À Montréal, le SPVM compte plusieurs équipes chargées des interventions spécialisées, comme l’EMRII (Équipe mobile de référence et d’intervention en itinérance), l’ESUP (Équipe de soutien aux urgences psychosociales) formée d’un duo policier et travailleur social, et les patrouilleurs RIC (réponse en intervention de crise), qui sont au nombre de 275. « Le travail passe beaucoup par le maillage avec les partenaires de la santé. L’équipe mixte permet d’agir et de prendre en charge les personnes dès le début », explique Marie-Claude Dandenault, inspectrice à la Division de la prévention et de la sécurité urbaine.

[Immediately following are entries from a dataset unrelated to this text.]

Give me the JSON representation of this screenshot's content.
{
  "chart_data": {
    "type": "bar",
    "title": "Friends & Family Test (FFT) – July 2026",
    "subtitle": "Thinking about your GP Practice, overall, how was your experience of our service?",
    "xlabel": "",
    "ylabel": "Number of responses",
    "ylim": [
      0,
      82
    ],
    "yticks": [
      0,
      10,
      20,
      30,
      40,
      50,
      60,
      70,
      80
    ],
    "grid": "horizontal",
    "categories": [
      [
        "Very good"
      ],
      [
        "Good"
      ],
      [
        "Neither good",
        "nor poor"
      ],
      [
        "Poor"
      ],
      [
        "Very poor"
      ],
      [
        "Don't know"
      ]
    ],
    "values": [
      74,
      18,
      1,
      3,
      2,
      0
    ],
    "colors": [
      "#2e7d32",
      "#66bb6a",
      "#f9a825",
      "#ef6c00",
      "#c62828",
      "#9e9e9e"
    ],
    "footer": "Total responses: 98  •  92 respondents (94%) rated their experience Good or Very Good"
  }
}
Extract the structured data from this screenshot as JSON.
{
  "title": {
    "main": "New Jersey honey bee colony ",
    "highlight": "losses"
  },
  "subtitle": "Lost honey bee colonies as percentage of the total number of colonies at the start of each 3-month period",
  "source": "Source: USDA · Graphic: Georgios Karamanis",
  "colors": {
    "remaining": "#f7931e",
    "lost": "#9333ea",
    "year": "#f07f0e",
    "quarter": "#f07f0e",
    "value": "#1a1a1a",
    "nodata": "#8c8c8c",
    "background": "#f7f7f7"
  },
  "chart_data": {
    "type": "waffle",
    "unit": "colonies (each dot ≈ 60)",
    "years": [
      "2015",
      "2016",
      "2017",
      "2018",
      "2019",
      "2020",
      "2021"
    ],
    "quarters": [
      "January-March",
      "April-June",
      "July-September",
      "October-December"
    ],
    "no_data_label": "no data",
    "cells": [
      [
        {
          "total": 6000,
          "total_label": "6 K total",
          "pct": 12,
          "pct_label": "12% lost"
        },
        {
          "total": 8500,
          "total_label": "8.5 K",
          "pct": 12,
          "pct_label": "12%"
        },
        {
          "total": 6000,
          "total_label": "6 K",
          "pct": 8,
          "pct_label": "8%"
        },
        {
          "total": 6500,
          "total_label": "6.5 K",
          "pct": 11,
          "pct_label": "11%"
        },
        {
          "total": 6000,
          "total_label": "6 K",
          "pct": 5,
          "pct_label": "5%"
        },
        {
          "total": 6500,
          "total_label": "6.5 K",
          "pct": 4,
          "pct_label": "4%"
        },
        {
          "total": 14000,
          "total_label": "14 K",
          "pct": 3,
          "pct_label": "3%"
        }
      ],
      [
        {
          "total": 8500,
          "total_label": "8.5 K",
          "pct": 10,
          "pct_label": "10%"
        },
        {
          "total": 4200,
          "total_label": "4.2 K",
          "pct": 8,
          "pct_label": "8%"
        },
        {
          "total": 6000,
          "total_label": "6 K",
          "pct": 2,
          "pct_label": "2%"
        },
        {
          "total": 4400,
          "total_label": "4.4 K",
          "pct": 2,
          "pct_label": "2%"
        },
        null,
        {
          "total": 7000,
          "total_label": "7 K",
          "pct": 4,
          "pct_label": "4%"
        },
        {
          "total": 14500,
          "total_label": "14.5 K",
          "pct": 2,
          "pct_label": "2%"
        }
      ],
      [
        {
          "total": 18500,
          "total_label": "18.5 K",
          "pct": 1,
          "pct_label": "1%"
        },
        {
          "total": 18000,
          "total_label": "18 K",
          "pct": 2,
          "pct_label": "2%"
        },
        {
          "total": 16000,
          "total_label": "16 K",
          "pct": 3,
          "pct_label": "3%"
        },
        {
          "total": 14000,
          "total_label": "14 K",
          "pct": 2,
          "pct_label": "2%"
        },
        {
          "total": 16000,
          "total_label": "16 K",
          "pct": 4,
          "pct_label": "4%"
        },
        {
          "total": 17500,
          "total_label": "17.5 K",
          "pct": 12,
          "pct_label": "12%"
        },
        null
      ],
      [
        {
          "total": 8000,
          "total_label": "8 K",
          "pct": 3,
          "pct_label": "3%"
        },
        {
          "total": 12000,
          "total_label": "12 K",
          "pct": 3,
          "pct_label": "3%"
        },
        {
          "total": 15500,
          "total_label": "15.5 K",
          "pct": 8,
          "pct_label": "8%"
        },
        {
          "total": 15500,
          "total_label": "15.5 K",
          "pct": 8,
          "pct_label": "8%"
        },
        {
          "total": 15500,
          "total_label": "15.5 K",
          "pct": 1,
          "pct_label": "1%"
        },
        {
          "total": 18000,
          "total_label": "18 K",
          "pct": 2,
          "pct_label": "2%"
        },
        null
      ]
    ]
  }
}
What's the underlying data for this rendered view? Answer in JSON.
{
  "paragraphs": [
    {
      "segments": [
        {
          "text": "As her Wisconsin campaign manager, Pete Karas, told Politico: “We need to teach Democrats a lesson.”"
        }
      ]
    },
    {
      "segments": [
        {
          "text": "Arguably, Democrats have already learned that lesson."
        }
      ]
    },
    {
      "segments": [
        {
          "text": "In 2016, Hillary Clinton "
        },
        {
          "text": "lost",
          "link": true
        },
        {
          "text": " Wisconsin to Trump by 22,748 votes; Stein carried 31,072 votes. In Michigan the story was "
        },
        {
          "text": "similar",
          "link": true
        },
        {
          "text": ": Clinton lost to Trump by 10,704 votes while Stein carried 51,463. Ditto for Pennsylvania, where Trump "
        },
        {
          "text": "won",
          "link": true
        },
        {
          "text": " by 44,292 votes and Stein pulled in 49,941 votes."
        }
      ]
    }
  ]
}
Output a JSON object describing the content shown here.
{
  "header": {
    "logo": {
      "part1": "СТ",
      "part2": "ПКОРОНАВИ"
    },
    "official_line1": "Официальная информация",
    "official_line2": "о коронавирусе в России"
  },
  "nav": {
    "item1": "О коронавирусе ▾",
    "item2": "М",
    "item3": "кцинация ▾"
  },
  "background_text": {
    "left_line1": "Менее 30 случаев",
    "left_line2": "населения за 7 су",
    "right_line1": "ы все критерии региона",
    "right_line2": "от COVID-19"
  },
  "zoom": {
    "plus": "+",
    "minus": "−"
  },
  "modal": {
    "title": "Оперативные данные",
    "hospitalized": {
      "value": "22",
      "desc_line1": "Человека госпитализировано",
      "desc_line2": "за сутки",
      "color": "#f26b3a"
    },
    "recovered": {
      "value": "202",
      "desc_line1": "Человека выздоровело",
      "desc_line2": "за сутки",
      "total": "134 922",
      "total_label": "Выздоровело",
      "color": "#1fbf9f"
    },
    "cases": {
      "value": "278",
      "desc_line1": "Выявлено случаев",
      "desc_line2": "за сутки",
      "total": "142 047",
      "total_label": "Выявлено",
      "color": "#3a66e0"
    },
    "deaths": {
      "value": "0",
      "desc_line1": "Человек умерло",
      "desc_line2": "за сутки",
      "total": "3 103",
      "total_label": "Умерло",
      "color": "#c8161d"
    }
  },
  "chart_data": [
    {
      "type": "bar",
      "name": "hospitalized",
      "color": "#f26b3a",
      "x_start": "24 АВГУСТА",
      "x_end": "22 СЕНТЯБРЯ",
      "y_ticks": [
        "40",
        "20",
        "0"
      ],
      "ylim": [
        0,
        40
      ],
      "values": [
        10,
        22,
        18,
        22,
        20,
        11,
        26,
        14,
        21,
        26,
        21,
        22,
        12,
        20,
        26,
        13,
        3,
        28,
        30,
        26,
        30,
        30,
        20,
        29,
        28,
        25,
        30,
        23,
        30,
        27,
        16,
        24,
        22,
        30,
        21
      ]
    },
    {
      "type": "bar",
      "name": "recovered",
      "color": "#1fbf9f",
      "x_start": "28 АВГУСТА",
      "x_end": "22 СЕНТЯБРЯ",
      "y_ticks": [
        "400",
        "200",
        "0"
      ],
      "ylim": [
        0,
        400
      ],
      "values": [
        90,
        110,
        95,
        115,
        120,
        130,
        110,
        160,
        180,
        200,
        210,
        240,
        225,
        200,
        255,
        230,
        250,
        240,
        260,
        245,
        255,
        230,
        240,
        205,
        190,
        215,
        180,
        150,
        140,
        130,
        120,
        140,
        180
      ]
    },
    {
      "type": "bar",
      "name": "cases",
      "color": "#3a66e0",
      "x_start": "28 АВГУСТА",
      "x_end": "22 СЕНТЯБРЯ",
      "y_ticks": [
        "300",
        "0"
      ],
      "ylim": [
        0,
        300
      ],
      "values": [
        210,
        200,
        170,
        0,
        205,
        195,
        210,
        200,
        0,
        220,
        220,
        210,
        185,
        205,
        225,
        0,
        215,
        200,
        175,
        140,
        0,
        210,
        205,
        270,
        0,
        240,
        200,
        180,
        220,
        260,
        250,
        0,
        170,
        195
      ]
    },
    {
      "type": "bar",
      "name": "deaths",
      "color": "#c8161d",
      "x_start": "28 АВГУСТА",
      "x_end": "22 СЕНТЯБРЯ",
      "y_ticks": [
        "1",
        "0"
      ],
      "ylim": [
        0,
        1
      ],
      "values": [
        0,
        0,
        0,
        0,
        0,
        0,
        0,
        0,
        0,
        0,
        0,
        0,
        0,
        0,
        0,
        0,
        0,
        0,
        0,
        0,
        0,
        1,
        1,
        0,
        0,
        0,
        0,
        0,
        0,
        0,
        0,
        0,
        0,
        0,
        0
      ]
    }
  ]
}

Le président de la Fraternité des policiers du Québec, Yves Francoeur, estime toutefois que les équipes spécialisées sont en nombre bien insuffisant. Il dénonce aussi le phénomène des « portes tournantes », qui fait en sorte que des individus que les policiers conduisent à l’urgence ne sont pas pris en charge par l’hôpital. « Les policiers sont encore dans le stationnement de l’urgence en train de rédiger leur rapport quand ils voient la personne sortir de l’hôpital », dit-il.
L’an dernier, Yanick Campagna, un patrouilleur du SPVQ, avait d’ailleurs été suspendu après s’en être pris aux infirmiers d’un hôpital qui avaient refusé de voir un patient psychiatrique. Cité en déontologie, il avait dénoncé le phénomène des portes tournantes. En novembre 2019, il avait pu rencontrer la ministre de la Santé de l’époque, Danielle McCann, afin de la sensibiliser à cet enjeu.